Понимала, что по-другому здесь и быть не может – только терпеть и служить. И восхищаться. Терпела, служила, восхищалась. Потом силы кончились. Позвонила Терезе в Москву, та пообещала:
– Приезжай, что-нибудь придумаем.
Собралась одним днем. Прощаться к Ираклию не пошла. Знала, что он ее не остановит, только плечом пожмет. Зачем же душу теребить? С вокзала поехала прямо к Терезе.
– Таких, как ты, полгорода. Со всех концов бывшей страны. Вот она, ваша драгоценная независимость! Все гордые, а жрать нечего.
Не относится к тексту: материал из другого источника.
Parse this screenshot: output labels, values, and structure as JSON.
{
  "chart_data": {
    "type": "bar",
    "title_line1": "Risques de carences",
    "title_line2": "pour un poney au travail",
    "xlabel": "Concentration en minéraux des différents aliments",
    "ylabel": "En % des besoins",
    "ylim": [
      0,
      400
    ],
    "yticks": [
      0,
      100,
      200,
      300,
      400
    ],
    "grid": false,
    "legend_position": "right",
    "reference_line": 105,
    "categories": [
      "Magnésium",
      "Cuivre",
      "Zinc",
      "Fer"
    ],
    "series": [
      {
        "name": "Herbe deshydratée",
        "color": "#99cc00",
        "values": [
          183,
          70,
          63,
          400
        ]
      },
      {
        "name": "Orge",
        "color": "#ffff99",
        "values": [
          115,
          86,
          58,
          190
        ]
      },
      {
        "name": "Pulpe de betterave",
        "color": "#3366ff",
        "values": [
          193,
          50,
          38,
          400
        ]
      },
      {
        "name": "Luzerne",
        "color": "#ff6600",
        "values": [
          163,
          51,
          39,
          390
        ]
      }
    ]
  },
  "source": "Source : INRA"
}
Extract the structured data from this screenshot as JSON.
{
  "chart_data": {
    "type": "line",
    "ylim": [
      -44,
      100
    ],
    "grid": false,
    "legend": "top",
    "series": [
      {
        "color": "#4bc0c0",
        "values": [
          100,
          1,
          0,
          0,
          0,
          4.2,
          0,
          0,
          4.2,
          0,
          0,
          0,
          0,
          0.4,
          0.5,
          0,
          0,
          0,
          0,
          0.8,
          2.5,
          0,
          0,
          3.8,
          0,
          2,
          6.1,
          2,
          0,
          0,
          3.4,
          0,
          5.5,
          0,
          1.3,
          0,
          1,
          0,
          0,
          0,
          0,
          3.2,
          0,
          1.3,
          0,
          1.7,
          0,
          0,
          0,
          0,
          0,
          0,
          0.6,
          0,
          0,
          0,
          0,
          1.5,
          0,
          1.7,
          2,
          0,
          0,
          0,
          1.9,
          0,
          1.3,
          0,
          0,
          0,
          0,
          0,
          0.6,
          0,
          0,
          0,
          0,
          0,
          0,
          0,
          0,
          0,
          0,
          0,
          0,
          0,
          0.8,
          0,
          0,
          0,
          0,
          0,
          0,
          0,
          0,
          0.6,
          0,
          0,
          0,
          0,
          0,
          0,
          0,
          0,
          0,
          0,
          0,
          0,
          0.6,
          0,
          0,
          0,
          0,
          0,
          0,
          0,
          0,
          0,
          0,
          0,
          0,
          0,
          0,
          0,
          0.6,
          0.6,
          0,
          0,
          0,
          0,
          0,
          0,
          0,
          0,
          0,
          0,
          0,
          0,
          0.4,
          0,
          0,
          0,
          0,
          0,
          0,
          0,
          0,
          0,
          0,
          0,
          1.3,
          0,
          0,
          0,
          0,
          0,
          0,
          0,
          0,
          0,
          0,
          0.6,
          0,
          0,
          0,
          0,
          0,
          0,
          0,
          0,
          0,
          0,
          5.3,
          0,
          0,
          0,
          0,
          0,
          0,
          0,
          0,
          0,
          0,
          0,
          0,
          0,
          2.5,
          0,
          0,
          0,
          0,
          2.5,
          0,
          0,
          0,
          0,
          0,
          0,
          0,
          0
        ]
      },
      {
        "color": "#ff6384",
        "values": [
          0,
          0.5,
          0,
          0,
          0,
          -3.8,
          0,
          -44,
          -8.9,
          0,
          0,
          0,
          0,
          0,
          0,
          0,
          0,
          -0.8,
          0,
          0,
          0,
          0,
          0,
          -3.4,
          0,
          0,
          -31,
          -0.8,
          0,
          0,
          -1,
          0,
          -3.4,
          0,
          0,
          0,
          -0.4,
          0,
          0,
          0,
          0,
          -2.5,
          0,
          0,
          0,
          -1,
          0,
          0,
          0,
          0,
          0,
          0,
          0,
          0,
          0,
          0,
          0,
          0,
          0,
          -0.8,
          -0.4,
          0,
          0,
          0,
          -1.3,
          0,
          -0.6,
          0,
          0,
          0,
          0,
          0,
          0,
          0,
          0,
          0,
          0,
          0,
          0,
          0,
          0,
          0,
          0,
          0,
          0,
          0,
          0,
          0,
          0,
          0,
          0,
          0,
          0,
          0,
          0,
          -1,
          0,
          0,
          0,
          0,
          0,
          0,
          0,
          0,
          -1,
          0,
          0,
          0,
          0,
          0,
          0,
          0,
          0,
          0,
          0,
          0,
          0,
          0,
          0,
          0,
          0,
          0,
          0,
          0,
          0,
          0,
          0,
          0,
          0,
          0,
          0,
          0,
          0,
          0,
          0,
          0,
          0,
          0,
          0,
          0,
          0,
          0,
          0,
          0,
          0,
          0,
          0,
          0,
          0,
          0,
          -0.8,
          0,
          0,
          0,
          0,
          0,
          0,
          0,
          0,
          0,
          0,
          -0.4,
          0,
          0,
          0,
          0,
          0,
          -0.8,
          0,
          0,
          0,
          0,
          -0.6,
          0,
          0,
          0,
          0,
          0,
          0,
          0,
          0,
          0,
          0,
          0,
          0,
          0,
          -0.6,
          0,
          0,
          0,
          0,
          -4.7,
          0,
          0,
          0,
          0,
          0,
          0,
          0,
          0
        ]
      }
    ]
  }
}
Все сюда претесь, – хлестала словами Тереза. – Ни на что особое не рассчитывай – только в прислуги. Хочешь, работай у меня, но с жильем устраивайся сама. Я ни с кем никогда не жила и жить не собираюсь.
Жила Тереза в центре, в огромной старой квартире, с высоченными потолками, с лепниной, эркерами и старинным, наборным, уже рассохшимся паркетом. Квартира была в ужасном состоянии – ремонта там не было лет двадцать. Уже тогда вокруг Терезы вились разные ушлые людишки, предлагая обмен с доплатой в любом спальном районе Москвы, загородный дом со всеми удобствами и просто огромные деньги. Старуха была непреклонна – не сдвинусь отсюда никогда. В деньгах особой нужды у нее не было – постоянно, раз в месяц примерно, приходила знакомая тетка с клиентами, которые что-то покупали: то брошь с изумрудами, то часы с амурами, то консоль из карельской березы, то севрских пастушек. Ей вполне хватало на безбедную жизнь. И все это добро не кончалось, не кончалось. Нана никак не могла взять в толк, почему Тереза не оставляет ее ночевать – комнат было три. Но Терезино слово было твердо, и Нана стала искать жилье. Она сняла комнату в частном доме, правда, сразу же за Кольцевой – в общем, еще почти Москва. В доме имелось газовое отопление, и это уже было счастье. Нана все время мерзла. Да разве это трудности после Тбилиси – вода и электричество круглые сутки, на участке банька. Хозяйка Нану жалела, считала почему-то беженкой и вечером оставляла на плите алюминиевую миску мясных щей и черный хлеб с толстым шматом сала и пучком зеленого лука. В доме было тепло, и Нана, почти счастливая и сытая, быстро засыпала под тяжелым ватным одеялом под размеренное тиканье хозяйских ходиков.